В последних словах прозвучала добродушная и тонкая ирония.
— Не хочешь ли теперь лечь на операционный стол?
— Нет, благодарю вас. Не время. Сначала нужно сделать «операцию» Гитлеру, а там будет видно.
Абдурахманов снова захохотал, и его веселый молодой смех отдался эхом в тишине занесенного снегом проспекта.
…Только два ханковца неразлучно коротали блокадную зиму — Шура и я. Нам было легко вдвоем. Никакие трудности жизни не могли нас сломить.
Целые дни мы проводили на работе в разных этажах обширного здания. Поздним вечером мы поднимались по бесчисленным каменным ступеням в нашу мрачную комнату, зажигали огонь, накидывали на себя шинели и садились к столу. За высоким окном, из которого до войны, должно быть, была видна половина города, рвались снаряды, выла метель, глухо слышались отрывистые гудки машин, привозивших хлеб с далекой Ладожской трассы.
— Как хорошо, что мы вместе! — говорила Шура. — Я забыла, что такое усталость. Я могла бы работать еще ночь и еще день.
Мы говорили о наших повседневных делах, о раненых, вспоминали мелочи прошедшего дня, радостно делились своими успехами и больно переживали постигавшие нас неудачи. Потом пили чай и читали, напрягая зрение, с трудом различая буквы. Шура любила читать вслух. Она садилась поближе к коптилкам и раскрывала томик Чехова, Толстого, Диккенса или Мопассана. Я отодвигался в тень, прислонялся к стене и с наслаждением слушал.

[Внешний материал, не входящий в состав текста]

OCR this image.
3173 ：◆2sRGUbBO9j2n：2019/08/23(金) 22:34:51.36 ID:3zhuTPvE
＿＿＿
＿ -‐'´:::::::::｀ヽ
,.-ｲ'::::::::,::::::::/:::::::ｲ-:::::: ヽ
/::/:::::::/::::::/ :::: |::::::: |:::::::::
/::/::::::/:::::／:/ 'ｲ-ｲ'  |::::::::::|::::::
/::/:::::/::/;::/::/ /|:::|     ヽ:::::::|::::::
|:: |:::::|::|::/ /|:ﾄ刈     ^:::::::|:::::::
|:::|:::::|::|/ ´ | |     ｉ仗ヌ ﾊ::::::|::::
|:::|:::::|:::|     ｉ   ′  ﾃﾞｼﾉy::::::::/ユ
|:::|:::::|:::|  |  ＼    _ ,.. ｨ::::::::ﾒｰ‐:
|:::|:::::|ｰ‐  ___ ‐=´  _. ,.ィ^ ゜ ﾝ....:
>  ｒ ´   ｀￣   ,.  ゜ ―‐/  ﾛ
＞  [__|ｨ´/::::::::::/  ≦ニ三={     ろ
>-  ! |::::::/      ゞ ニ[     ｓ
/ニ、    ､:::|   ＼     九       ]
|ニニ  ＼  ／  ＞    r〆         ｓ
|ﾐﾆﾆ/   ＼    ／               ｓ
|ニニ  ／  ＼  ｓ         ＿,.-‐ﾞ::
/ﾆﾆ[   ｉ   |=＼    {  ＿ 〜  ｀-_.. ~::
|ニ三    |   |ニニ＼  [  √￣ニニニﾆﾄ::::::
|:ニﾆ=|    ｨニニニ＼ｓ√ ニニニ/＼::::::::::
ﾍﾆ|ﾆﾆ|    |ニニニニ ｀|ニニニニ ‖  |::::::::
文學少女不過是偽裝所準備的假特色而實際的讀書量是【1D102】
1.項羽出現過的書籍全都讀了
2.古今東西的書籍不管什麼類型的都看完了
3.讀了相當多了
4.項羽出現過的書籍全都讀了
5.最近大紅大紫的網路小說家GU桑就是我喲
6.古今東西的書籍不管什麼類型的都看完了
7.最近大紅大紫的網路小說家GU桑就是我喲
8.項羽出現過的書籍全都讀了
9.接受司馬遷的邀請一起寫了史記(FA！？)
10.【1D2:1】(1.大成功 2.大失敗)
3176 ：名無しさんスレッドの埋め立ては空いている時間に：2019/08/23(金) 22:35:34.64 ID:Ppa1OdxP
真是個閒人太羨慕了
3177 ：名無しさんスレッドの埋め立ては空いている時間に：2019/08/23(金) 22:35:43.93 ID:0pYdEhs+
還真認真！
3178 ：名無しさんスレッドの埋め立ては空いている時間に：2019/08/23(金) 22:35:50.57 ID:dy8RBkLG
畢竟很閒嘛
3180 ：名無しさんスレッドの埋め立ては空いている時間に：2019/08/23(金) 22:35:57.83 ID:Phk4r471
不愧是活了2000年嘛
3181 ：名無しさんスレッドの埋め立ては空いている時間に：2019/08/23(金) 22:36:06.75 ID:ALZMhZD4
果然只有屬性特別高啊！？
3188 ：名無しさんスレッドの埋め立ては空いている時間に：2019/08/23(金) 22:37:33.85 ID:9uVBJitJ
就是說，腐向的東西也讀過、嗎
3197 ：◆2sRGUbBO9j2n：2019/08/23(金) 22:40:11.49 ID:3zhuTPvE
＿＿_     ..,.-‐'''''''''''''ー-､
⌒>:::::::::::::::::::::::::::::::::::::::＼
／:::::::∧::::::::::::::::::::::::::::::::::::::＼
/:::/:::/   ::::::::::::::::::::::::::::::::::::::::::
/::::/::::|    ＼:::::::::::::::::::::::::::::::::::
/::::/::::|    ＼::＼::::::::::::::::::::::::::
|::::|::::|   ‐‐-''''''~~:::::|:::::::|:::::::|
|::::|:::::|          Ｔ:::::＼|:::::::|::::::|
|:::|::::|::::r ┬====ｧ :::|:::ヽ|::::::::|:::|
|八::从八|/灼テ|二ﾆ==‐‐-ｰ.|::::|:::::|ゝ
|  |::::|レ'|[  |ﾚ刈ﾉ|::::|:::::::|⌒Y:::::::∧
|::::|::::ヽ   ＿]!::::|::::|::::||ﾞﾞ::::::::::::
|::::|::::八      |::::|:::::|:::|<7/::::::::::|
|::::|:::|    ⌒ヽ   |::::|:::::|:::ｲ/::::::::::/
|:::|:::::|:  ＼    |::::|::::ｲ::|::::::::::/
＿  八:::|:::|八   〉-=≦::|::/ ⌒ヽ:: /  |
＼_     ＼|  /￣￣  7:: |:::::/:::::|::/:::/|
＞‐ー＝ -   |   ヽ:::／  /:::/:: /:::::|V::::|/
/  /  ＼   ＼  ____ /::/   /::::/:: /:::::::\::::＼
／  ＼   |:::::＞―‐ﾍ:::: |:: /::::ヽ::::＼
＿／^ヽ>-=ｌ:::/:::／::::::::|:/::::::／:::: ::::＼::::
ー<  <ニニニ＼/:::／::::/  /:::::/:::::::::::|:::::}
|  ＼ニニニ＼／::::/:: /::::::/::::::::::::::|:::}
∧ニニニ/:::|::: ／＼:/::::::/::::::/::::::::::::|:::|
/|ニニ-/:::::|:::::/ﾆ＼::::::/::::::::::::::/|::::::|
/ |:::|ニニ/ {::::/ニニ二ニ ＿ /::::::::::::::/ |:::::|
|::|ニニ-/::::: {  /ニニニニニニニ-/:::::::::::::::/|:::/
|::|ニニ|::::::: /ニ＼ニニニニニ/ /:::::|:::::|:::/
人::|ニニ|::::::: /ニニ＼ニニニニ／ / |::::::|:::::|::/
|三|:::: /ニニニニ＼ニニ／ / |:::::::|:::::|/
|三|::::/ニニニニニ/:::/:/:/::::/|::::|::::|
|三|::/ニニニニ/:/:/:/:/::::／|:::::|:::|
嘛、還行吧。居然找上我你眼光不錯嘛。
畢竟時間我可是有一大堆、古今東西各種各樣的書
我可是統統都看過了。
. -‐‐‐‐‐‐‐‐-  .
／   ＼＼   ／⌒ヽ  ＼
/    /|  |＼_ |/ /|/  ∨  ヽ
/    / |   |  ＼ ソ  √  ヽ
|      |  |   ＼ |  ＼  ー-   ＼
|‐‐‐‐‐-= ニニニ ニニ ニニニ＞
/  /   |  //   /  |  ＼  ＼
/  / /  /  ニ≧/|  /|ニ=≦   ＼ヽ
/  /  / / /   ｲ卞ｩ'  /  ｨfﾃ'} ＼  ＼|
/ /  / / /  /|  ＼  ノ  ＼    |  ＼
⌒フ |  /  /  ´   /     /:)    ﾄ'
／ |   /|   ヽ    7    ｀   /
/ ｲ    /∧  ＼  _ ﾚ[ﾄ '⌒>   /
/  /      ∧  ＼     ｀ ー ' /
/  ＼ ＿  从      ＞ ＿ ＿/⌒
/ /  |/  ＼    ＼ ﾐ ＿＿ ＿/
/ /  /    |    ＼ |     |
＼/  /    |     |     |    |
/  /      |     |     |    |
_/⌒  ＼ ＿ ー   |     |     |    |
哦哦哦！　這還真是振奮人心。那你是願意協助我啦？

— Ты знаешь, — перебил я однажды Шуру, охваченный мечтой о будущем. — После войны мы уедем в какой-нибудь маленький южный городишко. Там не будет этого ужасного холода. Мы снимем домик в саду и купим самую яркую, двухсотсвечевую лампу… Мне лично надоели коптилки…
В один из вечеров первых чисел марта мы пришли домой раньше обыкновенного. Я принес из отделения большой кувшин с кипятком, и мы стали пить чай, правда — не сладкий и не настоящий, но зато приятно обжигающий губы.